Шевченко вызывал у Макшеева почтительное любопытство. В среде петербургских офицеров с гуманным, как тогда говорили, направлением ума (а Макшеев причислял себя к ним) сочувственно отзывались об авторе “Кобзаря” и ученике великого Брюллова. Слыхал штабс-капитан и о тайном киевском обществе, в котором состоял Шевченко, и о приговоре, утвержденном государем. Столь жесткой меры Макшеев не одобрял. Однако в Оренбурге при решении вопроса о зачислении Шевченко в ученую экспедицию штабс-капитан благоразумия ради помалкивал. Теперь же ему хотелось порадеть ссыльному.
Штабс-капитан предложил Шевченко стол и кров. Это было заманчиво – рачительный “академик” располагал собственной кибиткой и собственным запасом продовольствия. Но Шевченко согласился не сразу, офицеров он не любил. Макшеев рассчитывал на благодарность, отчужденность Шевченко его задела. Он, однако, повторил приглашение, и Тарас Григорьевич, полагая, что “академик” Макшеев все же не чета гарнизонной “официи”, воспользовался и кибиткой и провизией.
Вместе одолели они полторы тысячи верст степью и пустыней, вместе зажили в Раиме. Но вчера лейтенант Бутаков приказал перебираться па шхуну, и житью раимскому подходил конец.
3
У каждой реки свой нрав. Язычница Конго долго теснит зеленоватую Атлантику; Макензи с индейским презрением плюет ржавой глинистой пеной на голубоватые льдины Полярного океана; Сыр-Дарья угасает в Аральском море медленно, с равнодушием магометанина.
Бурая полоса сыр-дарьинской воды, богатой илом, как богат им священный Ганг, далеко простирается в море. Широкая, густая коричневатая полоса эта истончается постепенно. Когда держишь в море из устья Сыр-Дарьи, за кормою судна ложится светлый коридор. Он все просторнее и все голубее, впереди же по курсу восторженно блещет аральская синь. Встречи с нею ждешь, по переход рубежа всегда внезапным и, перегнувшись за борт, вдруг видишь, что коричневых вон уже нет, а есть волны как бутылочное стекло, насквозь, до песчаного грунта, пронизанные солнцем. А вдали – все та же ликующая синь.
Июльским днем 1818 года этот рубеж пересекла шхуна “Константин”, на мачте которой потрескивал брейд-вымпел – стремительный узкий флажок с двумя косицами и андреевским крестом.
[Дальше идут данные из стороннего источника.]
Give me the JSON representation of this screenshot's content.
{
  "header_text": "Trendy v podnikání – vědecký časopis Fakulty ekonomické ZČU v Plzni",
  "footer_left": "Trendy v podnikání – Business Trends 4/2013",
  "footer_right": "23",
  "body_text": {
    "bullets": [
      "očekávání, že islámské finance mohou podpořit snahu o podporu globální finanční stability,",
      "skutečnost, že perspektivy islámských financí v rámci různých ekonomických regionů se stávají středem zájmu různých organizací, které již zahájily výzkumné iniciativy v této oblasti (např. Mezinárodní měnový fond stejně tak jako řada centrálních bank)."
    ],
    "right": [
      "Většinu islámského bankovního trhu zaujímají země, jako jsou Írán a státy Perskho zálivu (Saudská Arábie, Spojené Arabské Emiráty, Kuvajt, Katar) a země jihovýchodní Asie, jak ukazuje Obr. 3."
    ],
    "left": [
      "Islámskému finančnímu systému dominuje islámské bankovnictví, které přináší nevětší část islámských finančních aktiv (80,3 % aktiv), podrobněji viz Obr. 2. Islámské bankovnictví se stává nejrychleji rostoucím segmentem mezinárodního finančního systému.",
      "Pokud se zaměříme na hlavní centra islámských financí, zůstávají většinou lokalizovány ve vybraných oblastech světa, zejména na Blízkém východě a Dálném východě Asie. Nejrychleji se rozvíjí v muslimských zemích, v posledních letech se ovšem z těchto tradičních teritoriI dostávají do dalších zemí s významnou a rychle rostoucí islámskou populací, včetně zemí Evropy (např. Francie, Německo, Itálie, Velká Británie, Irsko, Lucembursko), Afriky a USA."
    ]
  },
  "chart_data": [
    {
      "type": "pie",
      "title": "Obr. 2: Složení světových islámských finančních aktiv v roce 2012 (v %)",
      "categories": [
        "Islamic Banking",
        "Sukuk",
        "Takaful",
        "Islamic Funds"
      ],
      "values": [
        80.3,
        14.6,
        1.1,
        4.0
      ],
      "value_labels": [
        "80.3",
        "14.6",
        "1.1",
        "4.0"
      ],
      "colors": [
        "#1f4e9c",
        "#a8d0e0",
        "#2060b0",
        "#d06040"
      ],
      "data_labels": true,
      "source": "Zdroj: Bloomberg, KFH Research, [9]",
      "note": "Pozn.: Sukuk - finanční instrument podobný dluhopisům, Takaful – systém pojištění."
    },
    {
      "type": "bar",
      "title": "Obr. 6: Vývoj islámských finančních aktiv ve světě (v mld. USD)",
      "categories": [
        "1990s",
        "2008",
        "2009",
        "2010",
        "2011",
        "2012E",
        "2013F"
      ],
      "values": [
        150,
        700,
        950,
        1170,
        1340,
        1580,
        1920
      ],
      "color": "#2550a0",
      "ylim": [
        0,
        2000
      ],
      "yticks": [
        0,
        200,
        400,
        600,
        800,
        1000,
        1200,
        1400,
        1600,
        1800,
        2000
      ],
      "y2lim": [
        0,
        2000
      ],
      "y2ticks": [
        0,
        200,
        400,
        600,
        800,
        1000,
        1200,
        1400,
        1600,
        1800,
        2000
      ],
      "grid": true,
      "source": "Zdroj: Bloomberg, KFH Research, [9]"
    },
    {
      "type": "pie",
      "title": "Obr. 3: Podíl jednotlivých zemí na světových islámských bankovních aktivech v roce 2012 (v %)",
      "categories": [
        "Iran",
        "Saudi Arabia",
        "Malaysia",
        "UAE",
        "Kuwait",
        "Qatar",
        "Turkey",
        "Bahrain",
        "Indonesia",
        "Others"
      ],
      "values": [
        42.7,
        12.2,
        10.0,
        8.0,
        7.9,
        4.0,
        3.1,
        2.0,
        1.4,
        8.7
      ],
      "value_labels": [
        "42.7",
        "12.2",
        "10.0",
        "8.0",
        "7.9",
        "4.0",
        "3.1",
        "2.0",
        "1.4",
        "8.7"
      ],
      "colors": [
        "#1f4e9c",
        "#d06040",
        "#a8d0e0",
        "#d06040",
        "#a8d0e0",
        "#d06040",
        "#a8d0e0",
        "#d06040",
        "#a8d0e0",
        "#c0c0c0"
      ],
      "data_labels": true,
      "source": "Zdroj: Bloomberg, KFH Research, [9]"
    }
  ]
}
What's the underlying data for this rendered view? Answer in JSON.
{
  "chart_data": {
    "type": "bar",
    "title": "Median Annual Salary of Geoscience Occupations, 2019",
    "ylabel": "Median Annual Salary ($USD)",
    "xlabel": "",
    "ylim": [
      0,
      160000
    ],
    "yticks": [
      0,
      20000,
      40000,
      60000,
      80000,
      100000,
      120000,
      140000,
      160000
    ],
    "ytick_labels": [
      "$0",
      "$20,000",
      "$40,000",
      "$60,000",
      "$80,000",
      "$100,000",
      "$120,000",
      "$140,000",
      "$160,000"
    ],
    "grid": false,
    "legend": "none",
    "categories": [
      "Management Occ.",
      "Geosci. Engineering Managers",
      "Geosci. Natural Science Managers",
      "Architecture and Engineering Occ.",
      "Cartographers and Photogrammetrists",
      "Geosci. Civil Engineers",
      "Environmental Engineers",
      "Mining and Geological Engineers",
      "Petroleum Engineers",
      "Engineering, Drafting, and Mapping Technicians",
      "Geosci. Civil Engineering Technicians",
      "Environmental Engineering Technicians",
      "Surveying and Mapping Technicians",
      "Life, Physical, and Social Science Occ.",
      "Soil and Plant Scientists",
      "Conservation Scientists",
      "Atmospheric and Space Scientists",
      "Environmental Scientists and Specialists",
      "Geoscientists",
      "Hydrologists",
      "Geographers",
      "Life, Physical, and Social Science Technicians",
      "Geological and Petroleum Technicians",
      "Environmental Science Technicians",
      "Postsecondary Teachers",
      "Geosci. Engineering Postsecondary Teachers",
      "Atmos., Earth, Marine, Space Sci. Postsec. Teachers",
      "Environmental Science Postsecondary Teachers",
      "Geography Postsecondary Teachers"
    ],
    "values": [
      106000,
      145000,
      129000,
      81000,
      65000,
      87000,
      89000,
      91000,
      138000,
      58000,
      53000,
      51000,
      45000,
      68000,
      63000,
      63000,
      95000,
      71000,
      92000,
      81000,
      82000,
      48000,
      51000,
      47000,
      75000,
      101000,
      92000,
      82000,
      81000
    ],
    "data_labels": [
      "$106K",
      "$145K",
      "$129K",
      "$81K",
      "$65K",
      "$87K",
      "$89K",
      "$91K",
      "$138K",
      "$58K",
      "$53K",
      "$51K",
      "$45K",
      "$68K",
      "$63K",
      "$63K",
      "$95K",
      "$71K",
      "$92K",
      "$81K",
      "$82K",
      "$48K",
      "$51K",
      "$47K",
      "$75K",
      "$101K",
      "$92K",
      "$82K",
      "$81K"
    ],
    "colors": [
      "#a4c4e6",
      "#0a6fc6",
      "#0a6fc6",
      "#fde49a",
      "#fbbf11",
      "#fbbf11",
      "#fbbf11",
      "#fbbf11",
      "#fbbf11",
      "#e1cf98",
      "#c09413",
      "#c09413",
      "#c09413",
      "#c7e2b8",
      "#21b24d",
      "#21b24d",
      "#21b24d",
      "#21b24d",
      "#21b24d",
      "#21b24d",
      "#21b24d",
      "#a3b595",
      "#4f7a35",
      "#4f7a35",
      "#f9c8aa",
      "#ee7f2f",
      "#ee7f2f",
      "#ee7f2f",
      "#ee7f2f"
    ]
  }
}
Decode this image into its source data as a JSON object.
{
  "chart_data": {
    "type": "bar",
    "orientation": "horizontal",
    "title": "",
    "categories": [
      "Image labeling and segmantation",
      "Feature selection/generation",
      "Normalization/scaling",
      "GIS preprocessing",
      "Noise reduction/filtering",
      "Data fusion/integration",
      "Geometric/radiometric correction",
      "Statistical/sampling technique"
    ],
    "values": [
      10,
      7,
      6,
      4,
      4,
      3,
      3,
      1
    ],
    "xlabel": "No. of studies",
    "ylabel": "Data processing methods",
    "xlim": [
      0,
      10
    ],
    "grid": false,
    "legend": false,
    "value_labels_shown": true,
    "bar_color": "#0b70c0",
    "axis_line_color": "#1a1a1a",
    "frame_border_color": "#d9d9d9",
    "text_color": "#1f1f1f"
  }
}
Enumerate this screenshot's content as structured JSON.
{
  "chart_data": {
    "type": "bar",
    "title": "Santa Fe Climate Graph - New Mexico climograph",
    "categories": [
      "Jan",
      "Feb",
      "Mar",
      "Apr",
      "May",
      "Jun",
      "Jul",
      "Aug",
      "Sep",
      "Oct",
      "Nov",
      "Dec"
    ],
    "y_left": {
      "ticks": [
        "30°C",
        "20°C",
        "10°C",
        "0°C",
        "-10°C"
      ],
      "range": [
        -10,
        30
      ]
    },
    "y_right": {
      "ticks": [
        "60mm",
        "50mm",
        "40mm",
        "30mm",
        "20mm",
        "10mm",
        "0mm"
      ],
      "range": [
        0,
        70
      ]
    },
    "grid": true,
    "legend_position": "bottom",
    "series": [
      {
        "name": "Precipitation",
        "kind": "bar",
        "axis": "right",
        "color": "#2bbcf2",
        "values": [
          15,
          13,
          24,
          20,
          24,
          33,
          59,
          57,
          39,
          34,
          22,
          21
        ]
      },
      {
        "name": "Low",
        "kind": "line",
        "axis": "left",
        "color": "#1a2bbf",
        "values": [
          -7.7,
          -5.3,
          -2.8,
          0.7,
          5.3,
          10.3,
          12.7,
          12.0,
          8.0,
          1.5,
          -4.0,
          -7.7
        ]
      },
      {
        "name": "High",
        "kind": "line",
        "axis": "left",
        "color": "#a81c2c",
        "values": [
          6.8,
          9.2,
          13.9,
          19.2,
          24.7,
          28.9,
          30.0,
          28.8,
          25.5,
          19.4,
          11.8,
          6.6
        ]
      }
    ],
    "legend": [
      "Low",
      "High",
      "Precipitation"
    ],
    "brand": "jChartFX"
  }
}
Бутаков не любовался Аралом. И красивая игра солнечных лучей в волнах тоже его не прельщала. Глубины были малые, ничего не стоило плюхнуться на мель или выскочить на камни. Да к тому же и ветер, черт его дери, задувал с разных румбов и приходилось беспрестанно лавировать.
А между тем граница илистой Сыр-Дарьи и прозрачного Аральского моря была в некотором смысле и границей в его, лейтенанта Бутакова, жизни. Именно теперь, именно здесь начиналось нечто совсем новое, на прежнее не похожее…
Бутаков еще гардемарином мечтал о кругосветном походе. Он считал, что “кругосветка” необходима флотскому офицеру так же, как живописцу или музыканту необходима поездка в Италию. В сороковом году его назначили старшим офицером транспорта “Або”. Парусник отправился из Кронштадта в Петропавловск-на-Камчатке и два года спустя воротился на Малый кронштадтский рейд. Тут полагалось бы к этому “воротился” прилепить “счастливо”. Увы, кругосветный поход “Або” был, пожалуй, самым злосчастным в череде русских дальних плавании. Не ураган в Индийском океане, не бури в Великом или Тихом, не штормы у мыса Горн были тому причиною, а белобрысый мокрогубый капитан-лейтенант Юнкер, командир корабля.
Юнкер спустил казенные деньги и чуть ли не половину экипажа заморил цингой. Промотавшись вчистую, он вздумал “законно” ликвидировать свои ликерно-водочные расходы, произведенные с необычайным размахом в портовых кабаках, а для сего ему нужны были подписи Бутакова и других офицеров. Старший офицер “Або” восстал, товарищи его поддержали и скопом подали рапорт начальству.
Казалось, затрещат на Юнкере эполеты. Но не тут-то было. Белобрысый был малый не промах, он взял да и обвинил самих обвинителей в том, что они не подчинялись командиру, а на это на военном флоте карали жестоко, и дело приняло скверный оборот.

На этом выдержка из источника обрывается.